Steganography as commonly practiced today is less systematic and more particular than the HIPS concept presented here [3-22]. Most methods rely on video and audio as message carrier, which is not as handy and as common as text. Text based steganography is mostly based on format and appearance (font type, size, location on paper), which requires text in a very limited environment. Contextual text methods (e.g. the first letter of each word is part of a secret message) require dedicated text - a burden. With HIPS, every body of text is a good carrier, no modifications needed. The payload is handled through a 'fake encryption' protocol over the clear text, where it is regarded as 'fake' because it is de facto plaintext-to-plaintext encryption, the encryption protocol is used to upload the payload and deliver its steganographic mission. Normal textual exchange is the most common information exchange, creating a big hiding environment for the HIPS secret messages

Methodology

Hidden in Plain Sight (HIPS) cryptography is essentially

1. A cryptographic method called "Hiding in Plain Sight", HIPS, used by a transmitter and a message recipient where both are remotely connected over cyberspace, and wherein a non-secretive text, "clear text", contains a secret message called "payload" (π) and where being clear text, it draws no attention to the payload, thereby allowing for transmission of secret messages where neither the content, nor the fact of the transmission is exposed to an adversary;

HIPS operates as follows:

Let M be a clear text message comprising 2n letters of a given alphabet α, let M1 be the message written as the first n letters in M, and let M2 be the message written as the last n letters in M.

Let DTC be a "Decoy Tolerant Cipher" which is a cipher operating over α, through a key K, and that distinguishes between (i) a ciphertext letter that is to be decrypted to its generating plaintext letter, and (ii) a decoy ciphertext letter which does not decrypt to any letter in α when decrypt-processed with key K.

Let M1 be DTC-encrypted with K1 to the corresponding ciphertext C1 comprising n ciphertext letters, each by order decrypts to its corresponding letter in M1.

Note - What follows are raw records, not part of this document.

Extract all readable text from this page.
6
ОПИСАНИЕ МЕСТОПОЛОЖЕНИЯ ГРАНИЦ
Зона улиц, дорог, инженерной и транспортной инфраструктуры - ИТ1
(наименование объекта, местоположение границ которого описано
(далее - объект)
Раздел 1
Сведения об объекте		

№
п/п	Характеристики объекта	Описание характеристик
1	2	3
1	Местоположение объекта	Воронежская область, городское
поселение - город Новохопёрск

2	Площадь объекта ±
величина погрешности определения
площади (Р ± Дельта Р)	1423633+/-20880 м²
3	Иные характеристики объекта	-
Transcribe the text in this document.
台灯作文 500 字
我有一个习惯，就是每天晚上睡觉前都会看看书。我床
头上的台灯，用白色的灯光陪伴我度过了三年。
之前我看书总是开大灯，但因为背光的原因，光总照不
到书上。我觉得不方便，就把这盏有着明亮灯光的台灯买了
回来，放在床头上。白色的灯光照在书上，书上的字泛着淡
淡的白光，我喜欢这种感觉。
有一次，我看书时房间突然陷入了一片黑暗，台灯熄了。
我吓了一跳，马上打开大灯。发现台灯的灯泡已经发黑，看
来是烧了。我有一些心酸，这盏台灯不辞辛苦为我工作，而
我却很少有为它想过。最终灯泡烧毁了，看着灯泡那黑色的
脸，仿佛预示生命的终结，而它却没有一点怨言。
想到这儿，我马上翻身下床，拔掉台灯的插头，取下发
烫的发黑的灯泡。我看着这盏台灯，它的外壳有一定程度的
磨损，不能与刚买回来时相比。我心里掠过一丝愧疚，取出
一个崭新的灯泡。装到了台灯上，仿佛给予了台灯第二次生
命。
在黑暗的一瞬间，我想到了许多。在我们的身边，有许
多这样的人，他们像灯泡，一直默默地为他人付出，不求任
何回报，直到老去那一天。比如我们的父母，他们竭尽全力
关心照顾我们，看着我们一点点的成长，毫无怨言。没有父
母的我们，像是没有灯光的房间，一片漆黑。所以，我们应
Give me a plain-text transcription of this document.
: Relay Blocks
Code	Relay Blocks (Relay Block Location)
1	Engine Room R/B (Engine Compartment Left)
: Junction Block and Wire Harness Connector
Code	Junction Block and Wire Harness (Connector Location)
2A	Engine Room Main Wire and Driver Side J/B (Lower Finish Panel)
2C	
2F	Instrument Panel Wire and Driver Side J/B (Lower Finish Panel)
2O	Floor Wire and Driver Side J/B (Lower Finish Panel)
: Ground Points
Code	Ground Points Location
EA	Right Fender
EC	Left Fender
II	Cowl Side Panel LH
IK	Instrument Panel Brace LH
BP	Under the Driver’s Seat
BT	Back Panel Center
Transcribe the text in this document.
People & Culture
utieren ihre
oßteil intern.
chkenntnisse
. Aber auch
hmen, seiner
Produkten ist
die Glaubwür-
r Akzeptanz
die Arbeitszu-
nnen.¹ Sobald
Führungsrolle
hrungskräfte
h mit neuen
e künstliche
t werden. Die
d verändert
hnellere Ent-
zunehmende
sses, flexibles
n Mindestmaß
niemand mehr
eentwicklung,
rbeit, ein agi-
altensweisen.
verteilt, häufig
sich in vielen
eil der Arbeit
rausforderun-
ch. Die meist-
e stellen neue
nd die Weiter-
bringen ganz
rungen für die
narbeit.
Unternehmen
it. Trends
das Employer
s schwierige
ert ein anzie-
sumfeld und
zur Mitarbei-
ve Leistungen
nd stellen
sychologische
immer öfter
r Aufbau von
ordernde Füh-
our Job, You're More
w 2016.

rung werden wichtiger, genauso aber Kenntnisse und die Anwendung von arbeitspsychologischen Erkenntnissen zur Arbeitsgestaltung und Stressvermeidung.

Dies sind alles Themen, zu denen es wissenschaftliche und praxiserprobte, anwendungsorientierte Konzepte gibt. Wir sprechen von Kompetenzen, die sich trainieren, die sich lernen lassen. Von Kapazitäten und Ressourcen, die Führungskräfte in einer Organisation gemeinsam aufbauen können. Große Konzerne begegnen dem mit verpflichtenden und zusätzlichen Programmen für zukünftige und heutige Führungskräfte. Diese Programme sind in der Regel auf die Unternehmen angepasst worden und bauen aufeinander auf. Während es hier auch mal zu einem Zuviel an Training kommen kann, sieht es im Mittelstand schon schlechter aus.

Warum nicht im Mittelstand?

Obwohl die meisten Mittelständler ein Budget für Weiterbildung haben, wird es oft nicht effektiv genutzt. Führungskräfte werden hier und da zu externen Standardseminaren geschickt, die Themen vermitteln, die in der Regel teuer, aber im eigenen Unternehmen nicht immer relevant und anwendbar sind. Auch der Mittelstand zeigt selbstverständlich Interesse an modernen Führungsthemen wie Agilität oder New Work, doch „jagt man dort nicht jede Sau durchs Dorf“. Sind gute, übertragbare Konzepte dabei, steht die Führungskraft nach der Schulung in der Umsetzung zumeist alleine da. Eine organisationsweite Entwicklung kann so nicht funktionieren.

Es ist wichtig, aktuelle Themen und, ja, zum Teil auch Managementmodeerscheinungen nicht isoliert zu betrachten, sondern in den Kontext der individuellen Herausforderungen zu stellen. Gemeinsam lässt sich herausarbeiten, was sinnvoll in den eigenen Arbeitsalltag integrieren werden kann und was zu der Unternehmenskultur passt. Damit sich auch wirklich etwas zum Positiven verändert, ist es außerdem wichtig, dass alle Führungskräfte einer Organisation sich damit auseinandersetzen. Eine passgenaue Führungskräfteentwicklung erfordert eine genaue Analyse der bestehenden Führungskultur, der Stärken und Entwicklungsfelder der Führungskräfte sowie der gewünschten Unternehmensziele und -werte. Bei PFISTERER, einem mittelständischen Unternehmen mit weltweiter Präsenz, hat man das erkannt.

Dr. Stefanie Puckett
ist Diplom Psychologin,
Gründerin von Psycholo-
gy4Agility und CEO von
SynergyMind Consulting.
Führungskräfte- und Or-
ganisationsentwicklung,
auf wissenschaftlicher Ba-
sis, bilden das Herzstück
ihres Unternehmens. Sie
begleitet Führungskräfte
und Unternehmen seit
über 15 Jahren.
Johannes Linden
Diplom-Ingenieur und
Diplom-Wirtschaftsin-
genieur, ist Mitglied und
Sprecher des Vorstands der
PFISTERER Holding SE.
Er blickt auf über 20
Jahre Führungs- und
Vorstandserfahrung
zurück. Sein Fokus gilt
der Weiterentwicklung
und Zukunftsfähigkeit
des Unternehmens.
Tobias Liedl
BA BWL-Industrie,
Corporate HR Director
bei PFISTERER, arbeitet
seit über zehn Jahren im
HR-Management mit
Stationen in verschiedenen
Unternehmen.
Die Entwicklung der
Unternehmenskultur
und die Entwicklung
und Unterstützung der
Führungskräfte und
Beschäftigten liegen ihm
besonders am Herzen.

Let M2 be DTC-encrypted with K2 to the corresponding ciphertext C2 comprising n ciphertext letters, each by order decrypts to its corresponding letter in M2.

Let the payload be written as a bit string containing n bits; the transmitter builds a composite ciphertext CC by concatenating individual ciphertext letters from C1 and C2, as follows: defining:

(i) πi as the i-th bit in π,

(ii) c1i as the i-th letter in C1

(iii) c2i as the i-th letter in C2

(iv) cci as the i-th letter in CC

Constructing CC by taking letters from C1 and from C2 according to the following rule: given the CC being constructed by moving letters from C1 and C2 one after the other concatenating one by one, and given a state of CC where it is constructed from q letters from C1 and r letters from C2, then setting the q+r+1 letter in CC to comply with:

If πq+r+1= 0 then ccq+r+1 = c1q+1

If πq+r+1= 1 then ccq+r+1 = c2r+1

for q = 1,2,.. and r =1,2,.. until q + r = n

And from that state on, CC is constructed by randomly selecting the remaining letters from C1 and C2, until all the letters in C1 and C2 have been moved to construct CC.

Preparing a ciphertext package containing CC and K1 and K2 , sending it to the recipient over insecure channel.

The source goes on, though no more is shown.